Here’s a Look Inside the Racial Gaming of Admissions.

Tyler Austin Harper:

When I was in graduate school several years ago, I spent my summers getting paid to help Asian American kids seem less Asian. I was a freelance tutor helping high school students prepare for college admissions, living only a few miles from the heavily Chinese and Chinese American neighborhood of Flushing in Queens. For my first gig, on a sweltering summer afternoon, I made my way to a cramped apartment where my teenage client told me what she needed: for me to read over her college applications and make sure she didn’t seem too Asian.

I remember laughing over the death rattle of a geriatric air-conditioning unit; I assumed she was making a joke.

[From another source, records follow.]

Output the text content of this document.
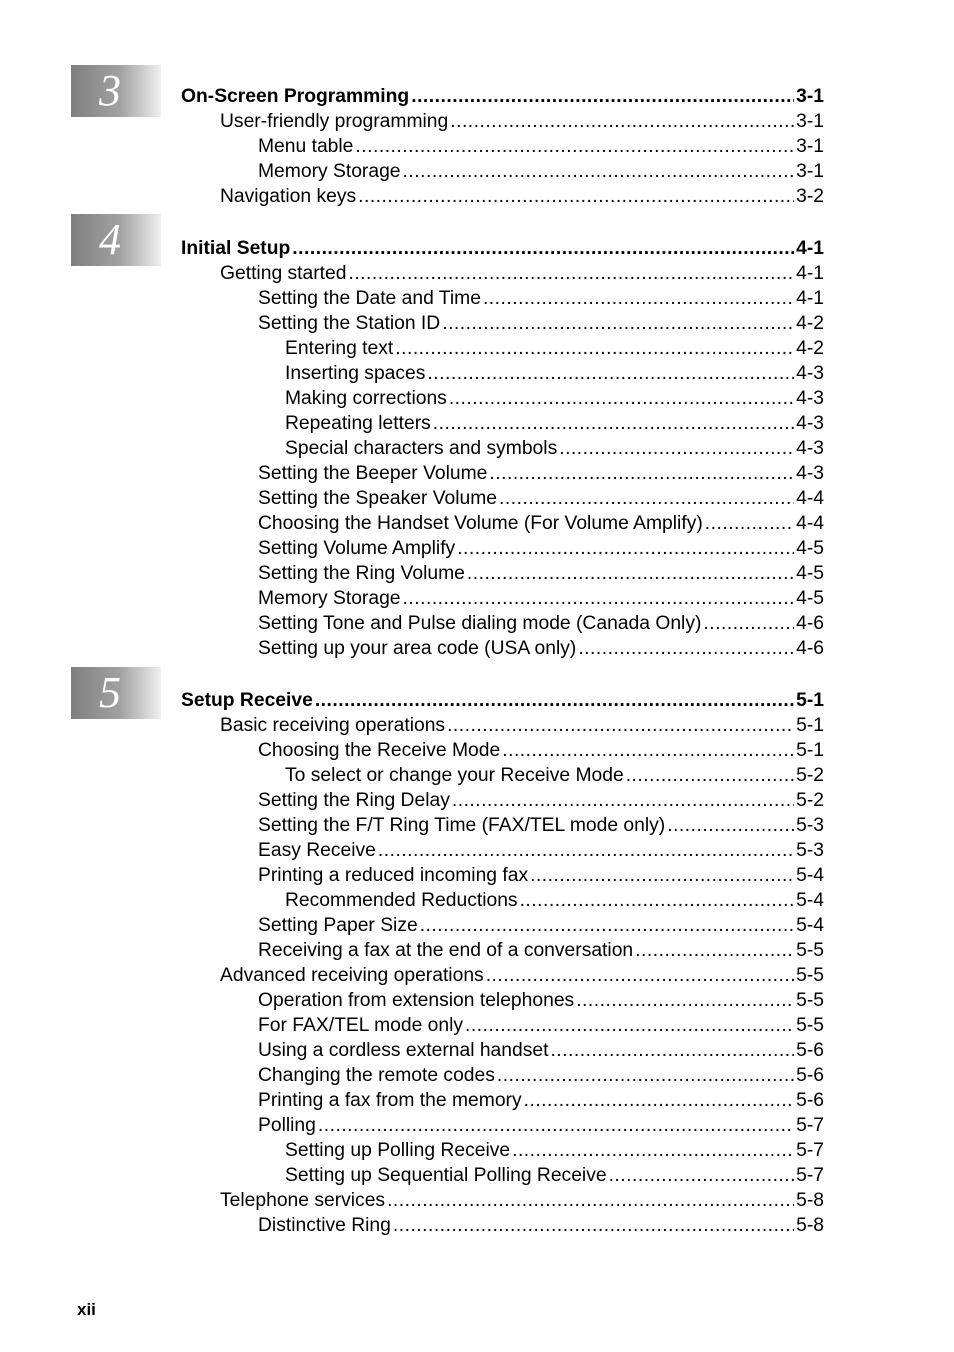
3
4
5
On-Screen Programming .....	3-1
User-friendly programming .....	3-1
Menu table .....	3-1
Memory Storage .....	3-1
Navigation keys .....	3-2
Initial Setup .....	4-1
Getting started .....	4-1
Setting the Date and Time .....	4-1
Setting the Station ID .....	4-2
Entering text .....	4-2
Inserting spaces .....	4-3
Making corrections .....	4-3
Repeating letters .....	4-3
Special characters and symbols .....	4-3
Setting the Beeper Volume .....	4-3
Setting the Speaker Volume .....	4-4
Choosing the Handset Volume (For Volume Amplify) .....	4-4
Setting Volume Amplify .....	4-5
Setting the Ring Volume .....	4-5
Memory Storage .....	4-5
Setting Tone and Pulse dialing mode (Canada Only) .....	4-6
Setting up your area code (USA only) .....	4-6
Setup Receive .....	5-1
Basic receiving operations .....	5-1
Choosing the Receive Mode .....	5-1
To select or change your Receive Mode .....	5-2
Setting the Ring Delay .....	5-2
Setting the F/T Ring Time (FAX/TEL mode only) .....	5-3
Easy Receive .....	5-3
Printing a reduced incoming fax .....	5-4
Recommended Reductions .....	5-4
Setting Paper Size .....	5-4
Receiving a fax at the end of a conversation .....	5-5
Advanced receiving operations .....	5-5
Operation from extension telephones .....	5-5
For FAX/TEL mode only .....	5-5
Using a cordless external handset .....	5-6
Changing the remote codes .....	5-6
Printing a fax from the memory .....	5-6
Polling .....	5-7
Setting up Polling Receive .....	5-7
Setting up Sequential Polling Receive .....	5-7
Telephone services .....	5-8
Distinctive Ring .....	5-8
xii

But she pressed on straight faced. Good colleges don’t want to let in Asians, she felt, because they already had too many — and if she seemed too Asian, she wouldn’t get in. She rattled off a list of Asian and Asian American friends from her church with stellar extracurriculars and sterling test scores who she said had been rejected from even their safety schools.

Nearly every college admissions tutoring job I took over the next few years would come with a version of the same behest. The Chinese and Korean kids wanted to know how to make their application materials seem less Chinese or Korean. The rich white kids wanted to know ways to seem less rich and less white. The Black kids wanted to make sure they came across as Black enough. Ditto for the Latino and Middle Eastern kids.